Enfin, pour garder l’espoir dans nos convictions sur la Chine, le pays ne connaît pas ou peu d’inflation et la banque centrale ainsi que le gouvernement disposent de marges de manœuvre pour stimuler la reprise de la croissance lorsqu’ils le décideront.

Captain America à la rescousse ?

Nous aimons bien essayer de nous projeter et de voir le verre à moitié plein. La situation est certes très dégradée, mais essayons de voir une des clefs de sortie de crise.

Si les Américains avaient la possibilité de siffler la fin de la partie et le retour à la normale ?

C’est un peu le scénario qui commence à se dessiner dans la presse anglo-saxonne.

Poutine a déclenché la guerre en Ukraine sur fond de peur d’expansion de l’OTAN. Cependant, l’agressivité russe n’a eu pour effet que de renforcer encore un peu plus l’organisation atlantique avec des pays neutres comme la Finlande ou la Suède qui ont demandé en urgence le ralliement à l’OTAN. L’influence américaine en Europe approche donc son apogée.

Le conflit a également relancé les budgets de défenses des États qui iront pour beaucoup (l’Allemagne avec sa commande récente d’avions de combat par exemple) s’approvisionner auprès d’entreprises américaines.

Militairement, la Russie ennemie de toujours des États-Unis est affaiblie. On voit, le conflit peine à évoluer de manière franche en faveur de Poutine.

Enfin, si la Russie rencontre autant de difficultés sur le terrain, c’est indéniablement grâce au soutien militaire fourni par les Américains. Croyez bien que toute la bravoure des soldats ukrainiens aurait déjà volé en éclat sans l’apport massif de moyens financiers, d’équipements de dernière génération et d’armements pour repousser les offensives russes.

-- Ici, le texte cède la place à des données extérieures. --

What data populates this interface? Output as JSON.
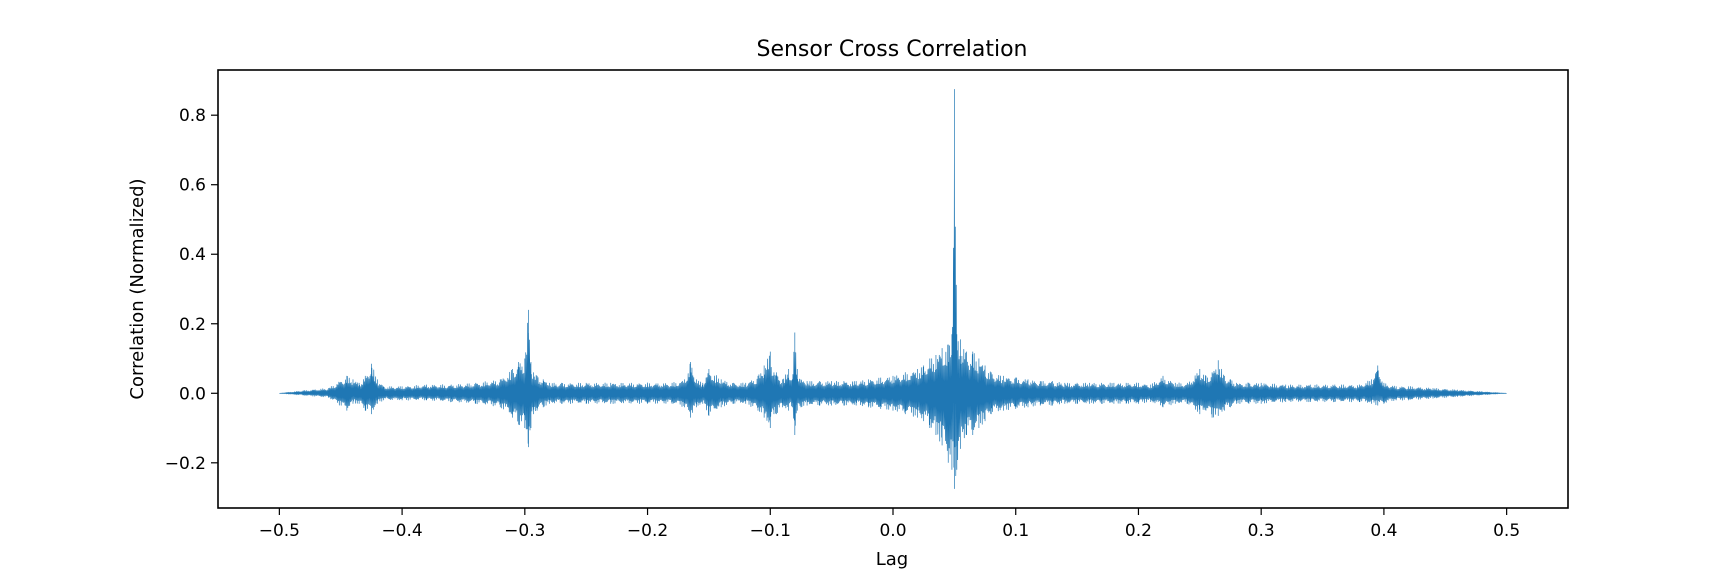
{
  "chart_data": {
    "type": "line",
    "title": "Sensor Cross Correlation",
    "xlabel": "Lag",
    "ylabel": "Correlation (Normalized)",
    "xlim": [
      -0.55,
      0.55
    ],
    "ylim": [
      -0.33,
      0.93
    ],
    "xticks": [
      -0.5,
      -0.4,
      -0.3,
      -0.2,
      -0.1,
      0.0,
      0.1,
      0.2,
      0.3,
      0.4,
      0.5
    ],
    "xtick_labels": [
      "−0.5",
      "−0.4",
      "−0.3",
      "−0.2",
      "−0.1",
      "0.0",
      "0.1",
      "0.2",
      "0.3",
      "0.4",
      "0.5"
    ],
    "yticks": [
      -0.2,
      0.0,
      0.2,
      0.4,
      0.6,
      0.8
    ],
    "ytick_labels": [
      "−0.2",
      "0.0",
      "0.2",
      "0.4",
      "0.6",
      "0.8"
    ],
    "grid": false,
    "legend": "none",
    "color": "#1f77b4",
    "series": [
      {
        "x": [
          -0.5,
          -0.48,
          -0.46,
          -0.445,
          -0.44,
          -0.435,
          -0.43,
          -0.425,
          -0.42,
          -0.415,
          -0.4,
          -0.38,
          -0.36,
          -0.34,
          -0.32,
          -0.31,
          -0.305,
          -0.3,
          -0.297,
          -0.295,
          -0.293,
          -0.29,
          -0.285,
          -0.28,
          -0.27,
          -0.25,
          -0.23,
          -0.2,
          -0.18,
          -0.17,
          -0.165,
          -0.16,
          -0.155,
          -0.15,
          -0.14,
          -0.13,
          -0.12,
          -0.11,
          -0.105,
          -0.1,
          -0.097,
          -0.095,
          -0.09,
          -0.085,
          -0.082,
          -0.08,
          -0.078,
          -0.075,
          -0.07,
          -0.06,
          -0.05,
          -0.04,
          -0.03,
          -0.02,
          -0.01,
          0.0,
          0.01,
          0.02,
          0.025,
          0.03,
          0.035,
          0.04,
          0.045,
          0.048,
          0.05,
          0.052,
          0.055,
          0.06,
          0.065,
          0.07,
          0.075,
          0.08,
          0.09,
          0.1,
          0.11,
          0.12,
          0.13,
          0.14,
          0.15,
          0.16,
          0.17,
          0.18,
          0.19,
          0.2,
          0.21,
          0.22,
          0.23,
          0.24,
          0.25,
          0.255,
          0.26,
          0.265,
          0.27,
          0.275,
          0.28,
          0.29,
          0.3,
          0.32,
          0.34,
          0.36,
          0.38,
          0.39,
          0.395,
          0.4,
          0.41,
          0.42,
          0.44,
          0.46,
          0.48,
          0.5
        ],
        "upper": [
          0.0,
          0.008,
          0.015,
          0.05,
          0.04,
          0.03,
          0.05,
          0.085,
          0.04,
          0.02,
          0.02,
          0.025,
          0.025,
          0.03,
          0.04,
          0.07,
          0.09,
          0.1,
          0.24,
          0.09,
          0.06,
          0.05,
          0.04,
          0.03,
          0.03,
          0.03,
          0.03,
          0.03,
          0.03,
          0.04,
          0.09,
          0.04,
          0.03,
          0.07,
          0.04,
          0.03,
          0.03,
          0.05,
          0.08,
          0.12,
          0.06,
          0.06,
          0.04,
          0.07,
          0.04,
          0.175,
          0.07,
          0.04,
          0.035,
          0.035,
          0.035,
          0.035,
          0.035,
          0.04,
          0.045,
          0.05,
          0.06,
          0.07,
          0.08,
          0.1,
          0.11,
          0.13,
          0.14,
          0.17,
          0.875,
          0.17,
          0.155,
          0.12,
          0.12,
          0.1,
          0.08,
          0.06,
          0.05,
          0.045,
          0.04,
          0.035,
          0.035,
          0.03,
          0.03,
          0.03,
          0.03,
          0.03,
          0.03,
          0.03,
          0.025,
          0.05,
          0.03,
          0.03,
          0.07,
          0.05,
          0.06,
          0.095,
          0.05,
          0.04,
          0.03,
          0.03,
          0.03,
          0.025,
          0.025,
          0.025,
          0.025,
          0.04,
          0.08,
          0.03,
          0.02,
          0.02,
          0.015,
          0.01,
          0.005,
          0.0
        ],
        "lower": [
          0.0,
          -0.006,
          -0.012,
          -0.05,
          -0.03,
          -0.03,
          -0.05,
          -0.06,
          -0.03,
          -0.02,
          -0.02,
          -0.02,
          -0.025,
          -0.03,
          -0.04,
          -0.07,
          -0.09,
          -0.1,
          -0.155,
          -0.1,
          -0.06,
          -0.05,
          -0.04,
          -0.03,
          -0.03,
          -0.03,
          -0.03,
          -0.03,
          -0.03,
          -0.04,
          -0.07,
          -0.04,
          -0.03,
          -0.065,
          -0.04,
          -0.03,
          -0.03,
          -0.05,
          -0.07,
          -0.1,
          -0.06,
          -0.06,
          -0.04,
          -0.05,
          -0.04,
          -0.12,
          -0.05,
          -0.04,
          -0.035,
          -0.035,
          -0.035,
          -0.035,
          -0.035,
          -0.04,
          -0.045,
          -0.05,
          -0.06,
          -0.07,
          -0.08,
          -0.1,
          -0.12,
          -0.15,
          -0.2,
          -0.22,
          -0.275,
          -0.22,
          -0.16,
          -0.12,
          -0.12,
          -0.1,
          -0.08,
          -0.06,
          -0.05,
          -0.045,
          -0.04,
          -0.035,
          -0.035,
          -0.03,
          -0.03,
          -0.03,
          -0.03,
          -0.03,
          -0.03,
          -0.03,
          -0.025,
          -0.04,
          -0.03,
          -0.03,
          -0.06,
          -0.05,
          -0.07,
          -0.065,
          -0.05,
          -0.04,
          -0.03,
          -0.03,
          -0.03,
          -0.025,
          -0.025,
          -0.025,
          -0.025,
          -0.03,
          -0.035,
          -0.03,
          -0.02,
          -0.02,
          -0.015,
          -0.01,
          -0.005,
          0.0
        ]
      }
    ]
  }
}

L’inflation qui tend à s’installer et à mettre en péril l’économie américaine pourrait pousser les États-Unis à stopper les livraisons d’armes auprès de l’Ukraine. L’idée d’accepter un cessez-le-feu avec des négociations pourrait émerger. Les Américains ont atteint un certain nombre d’objectifs, ils pourraient désormais œuvrer à une désescalade en sous-main.

L’avenir nous en dira plus mais cela reste passionnant.